The written style is simple and it is not hard to imagine Bradbury typing away at a ten-cent typewriter in the basement library of a 1950s university, in much the same way as one might use an IT suite now. His story has since been subject to many interpretations, but the author himself observed how a love of visual media was leading to a loss of interest in books, information presented almost entirely without context, and the danger of not learning from past mistakes.

The week after I finished the book, Bradbury sadly died at the 91 after a short illness. I might never have previously heard of him, but news of his passing was greeted in an official public statement from Barack Obama at the White House.

Current TV Shows: This year has seen the end of two long-running TV shows that we in the UK had inherited from US networks - 'Desperate Housewives', which I have absorbed from my girlfriend via some kind of slushy, pink Stateside osmosis, and the seminal medical drama, 'House'.

I swear that when the latter series ended on Sky a few weeks ago, it felt like there had been a death in the family. I moped for days afterwards and clung desperately to the thought that there are still some episodes from the final series that I haven't seen and that I could always run through my old DVDs. But while I'll miss it, I'm anxious to see what project Hugh Laurie will work on next.

American TV never rests on its laurels for very long, and new series '2 Broke Girls' is looking like a promising sitcom. There's a cute premise involving a business startup and two likeable main characters, and I may be a little bit in love with Max, the sharp-tongued waitress from the wrong side of the tracks.

Current Food: Techincally it's a TV show about food - but in very few places outside of Heston Blumenthal's lab will you get away with cooking a goat curry with lotus flowers on British TV. When Eastenders gets too much for you, switch to the GoodFood Channel and watch 'My Sri Lanka' with Aussie chef Peter Kuruvita.

Peter Kuruvita - he cooks goat.

Part of this show's appeal is that Kuruvita is engaging and respectful, and he sticks seamlessly to the positive aspects of his journey despite visiting areas which were recently ravaged by civil war. It also certainly doesn't hurt that the landscape he is travelling across is some of the most beautiful I have ever seen. Stop reading now and go watch it!

Current Drink: If I'm going by what's in the fridge, bottled water. My partner has decided to set up an emergency kit containing lots of tinned food, medical supplies and the like so that we're covered in the event of civil unrest. I'm politely sceptical but if the zombie apocalypse comes now, at least I'll be able to stay under the duvet for a few days longer before I have to go loot the Co-op.

Current Blogs: The TUC Touchstone blog has some excellent articles, not least this one about why Colombia should not be offered a trade deal by the EU while trade unionists are still being intimidated and assassinated there.

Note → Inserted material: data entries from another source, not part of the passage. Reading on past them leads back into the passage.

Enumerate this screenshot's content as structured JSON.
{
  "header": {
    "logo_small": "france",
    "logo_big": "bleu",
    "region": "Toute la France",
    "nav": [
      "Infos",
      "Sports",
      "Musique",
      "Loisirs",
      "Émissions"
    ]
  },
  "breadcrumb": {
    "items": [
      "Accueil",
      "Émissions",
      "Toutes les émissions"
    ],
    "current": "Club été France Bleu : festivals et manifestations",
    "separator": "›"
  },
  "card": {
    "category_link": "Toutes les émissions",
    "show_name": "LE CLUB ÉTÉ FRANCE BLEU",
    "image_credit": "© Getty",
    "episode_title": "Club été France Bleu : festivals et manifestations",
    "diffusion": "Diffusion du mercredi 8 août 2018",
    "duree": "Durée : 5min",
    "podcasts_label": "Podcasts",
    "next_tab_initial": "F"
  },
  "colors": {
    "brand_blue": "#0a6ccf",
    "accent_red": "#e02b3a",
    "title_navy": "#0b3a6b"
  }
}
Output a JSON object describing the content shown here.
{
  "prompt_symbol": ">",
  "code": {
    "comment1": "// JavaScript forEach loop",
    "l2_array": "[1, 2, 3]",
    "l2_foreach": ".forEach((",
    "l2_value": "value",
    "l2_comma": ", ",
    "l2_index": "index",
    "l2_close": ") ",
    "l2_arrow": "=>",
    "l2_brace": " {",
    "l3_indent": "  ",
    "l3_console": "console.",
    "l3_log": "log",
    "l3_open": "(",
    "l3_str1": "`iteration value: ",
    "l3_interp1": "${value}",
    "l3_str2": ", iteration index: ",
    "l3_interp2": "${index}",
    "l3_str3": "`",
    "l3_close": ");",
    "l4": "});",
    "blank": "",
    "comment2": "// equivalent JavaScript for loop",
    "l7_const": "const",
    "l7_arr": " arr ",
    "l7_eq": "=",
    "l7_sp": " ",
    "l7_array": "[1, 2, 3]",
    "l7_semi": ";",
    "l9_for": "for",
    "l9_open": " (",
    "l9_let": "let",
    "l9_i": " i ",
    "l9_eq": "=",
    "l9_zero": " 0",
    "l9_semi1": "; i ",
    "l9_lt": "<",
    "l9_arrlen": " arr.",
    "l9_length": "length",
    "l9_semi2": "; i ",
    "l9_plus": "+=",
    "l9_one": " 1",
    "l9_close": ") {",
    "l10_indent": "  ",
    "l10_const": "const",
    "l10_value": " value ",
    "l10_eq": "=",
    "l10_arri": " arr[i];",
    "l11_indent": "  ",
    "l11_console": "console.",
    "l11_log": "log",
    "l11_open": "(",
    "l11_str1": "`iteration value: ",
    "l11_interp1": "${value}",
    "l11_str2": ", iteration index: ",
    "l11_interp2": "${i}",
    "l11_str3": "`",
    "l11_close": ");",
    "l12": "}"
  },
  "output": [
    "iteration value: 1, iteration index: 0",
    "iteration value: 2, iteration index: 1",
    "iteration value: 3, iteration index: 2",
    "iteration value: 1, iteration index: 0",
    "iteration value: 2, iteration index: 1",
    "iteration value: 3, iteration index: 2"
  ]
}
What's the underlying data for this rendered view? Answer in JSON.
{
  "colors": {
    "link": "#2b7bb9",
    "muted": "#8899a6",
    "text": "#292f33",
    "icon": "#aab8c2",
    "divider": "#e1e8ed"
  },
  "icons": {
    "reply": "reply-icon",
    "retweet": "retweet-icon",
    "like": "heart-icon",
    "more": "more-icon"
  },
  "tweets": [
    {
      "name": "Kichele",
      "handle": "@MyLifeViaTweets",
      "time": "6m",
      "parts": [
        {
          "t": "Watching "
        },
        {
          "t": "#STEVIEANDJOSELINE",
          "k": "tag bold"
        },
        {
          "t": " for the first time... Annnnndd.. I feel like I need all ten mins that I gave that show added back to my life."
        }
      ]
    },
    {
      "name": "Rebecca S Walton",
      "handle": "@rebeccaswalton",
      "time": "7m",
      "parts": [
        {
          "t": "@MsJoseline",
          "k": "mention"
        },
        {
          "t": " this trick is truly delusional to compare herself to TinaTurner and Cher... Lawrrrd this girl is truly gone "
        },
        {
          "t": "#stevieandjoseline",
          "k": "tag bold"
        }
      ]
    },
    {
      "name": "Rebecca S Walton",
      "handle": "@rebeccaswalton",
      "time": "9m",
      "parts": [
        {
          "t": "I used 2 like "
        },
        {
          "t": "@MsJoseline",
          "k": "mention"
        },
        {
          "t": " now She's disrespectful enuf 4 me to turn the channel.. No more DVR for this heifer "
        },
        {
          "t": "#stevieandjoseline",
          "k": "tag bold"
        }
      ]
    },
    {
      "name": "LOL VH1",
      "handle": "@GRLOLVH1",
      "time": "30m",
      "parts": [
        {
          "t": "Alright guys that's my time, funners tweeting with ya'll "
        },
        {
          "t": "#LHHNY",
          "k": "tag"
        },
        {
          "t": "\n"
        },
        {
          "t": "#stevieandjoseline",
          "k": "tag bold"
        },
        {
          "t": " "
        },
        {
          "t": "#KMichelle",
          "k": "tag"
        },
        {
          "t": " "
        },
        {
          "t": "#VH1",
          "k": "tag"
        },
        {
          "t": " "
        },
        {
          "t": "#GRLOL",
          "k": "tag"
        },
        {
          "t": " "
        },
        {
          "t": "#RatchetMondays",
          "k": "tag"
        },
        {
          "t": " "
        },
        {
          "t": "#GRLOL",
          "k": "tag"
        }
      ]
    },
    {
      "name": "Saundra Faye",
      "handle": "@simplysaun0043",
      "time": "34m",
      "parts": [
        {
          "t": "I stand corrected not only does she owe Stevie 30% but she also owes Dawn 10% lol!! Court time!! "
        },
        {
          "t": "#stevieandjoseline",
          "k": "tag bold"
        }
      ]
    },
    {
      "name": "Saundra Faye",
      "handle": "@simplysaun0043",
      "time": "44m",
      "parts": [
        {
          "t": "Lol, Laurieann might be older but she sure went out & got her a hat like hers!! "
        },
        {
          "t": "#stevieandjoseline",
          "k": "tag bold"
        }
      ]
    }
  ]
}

Ireland - rubbish at football, but they've got great craic.

Current Excitement: Euro 2012! The Balkans have put on a fantastic show so far, with only a few banana-throwing Russians trying to spoil the party. The lamentably poor Irish aside, every team I have seen in the tournament so far has brought something, and I am cautiously optimistic about England's chances tonight when nippy Man Utd paceman Danny Wellbeck gets his chance to run at aging Swedish meatball Olof Mellberg. If the football is as impressive as the electrical storm above Donetsk, we're all in for a treat.